Bulk Extractor is additionally a crucial and popular digital forensics tool. It scans the disk images, files, or directory of files to extract useful information. during this process. It ignores the filing system structure, so it’s faster than other available similar sorts of tools. It’s basically employed by intelligence and enforcement agencies in solving cyber crimes.
Xplico is an open-source network forensic analysis tool. it’s basically wont to extract useful data from applications that use the Internet and network protocols. It supports most of the favored protocols including HTTP, IMAP, POP, SMTP, SIP, TCP, UDP, TCP et al. It also supports IPv4 and IPv6 both.
Mandiant RedLine may be a popular tool for memory and file analysis. It collects information about running processes on a number, drivers from memory, and gathers other data like metadata, registry data, tasks, services, network information, and Internet history to create a correct report.
Computer Online Forensic Evidence Extractor (COFEE)
Computer Online Forensic Evidence Extractor or COFEE may be a carpenter’s kit developed for computer forensic experts. This tool was developed by Microsoft. To collect evidence from Windows systems. Just connect the USB device within the target computer and it starts a live analysis. It comes as well as with 150 different tools with a GUI based interface to command the tools. it’s fast and may perform the entire analysis in as few as 20 minutes. To enforcement agencies, Microsoft provides free technical support for the tool.
P2 eXplorer may be a forensic image mounting tool that aims to assist investigating officers with an examination of a case. With this image, you’ll mount forensic images as a read-only local and physical disc then explore the contents of the image with file explorer. you’ll easily view deleted data and unallocated space of the image.
It can mount several images at a time. It supports most of the image formats including EnCasem, safe back, PFR, FTK DD, WinImage, Raw images from Linux DD, and VMWare images as well as it supports both logical and physical image types.

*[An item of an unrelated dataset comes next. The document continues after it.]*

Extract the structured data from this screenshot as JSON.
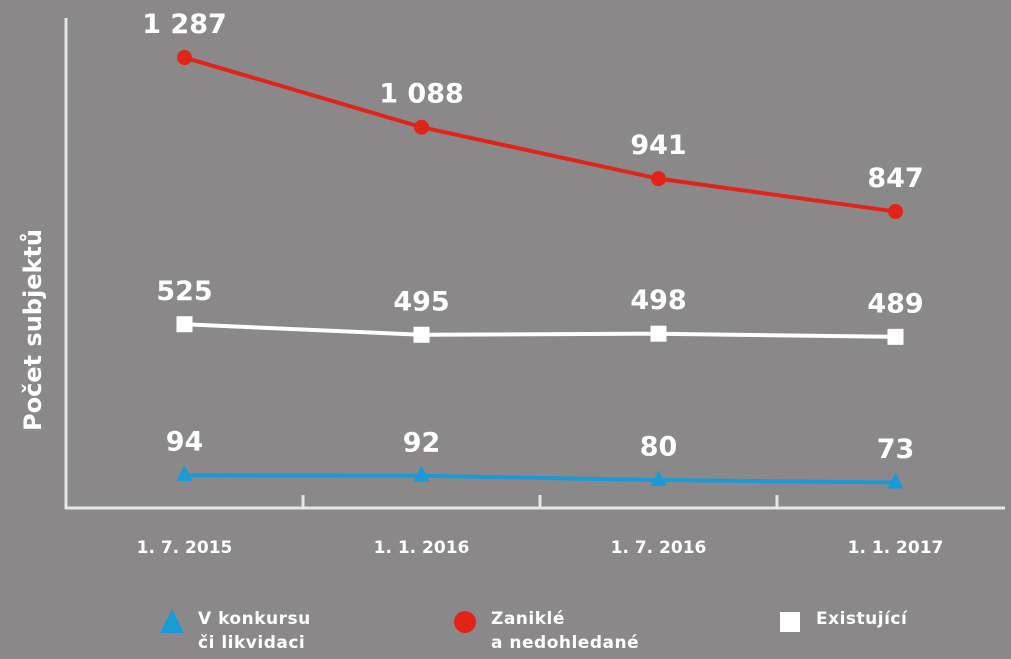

plain sight is another useful digital forensics tool. it’s a CD-based Knoppix which may be a Linux distribution. a number of its uses include viewing Internet histories, data carving, checking USB device usage, memory dumps extracting password hashes, operation, examining Windows firewall configuration, seeing recent documents, and other useful tasks. For using this tool, you simply got to boot from the CD and therefore the follow the instructions.
The tool comes with a hardware device and software. The latest version as well as of the tool can recover data from all quite smartphones including Android, iPhone, and BlackBerry. It gathers deleted as well as data like call records, images, SMS, and text messages.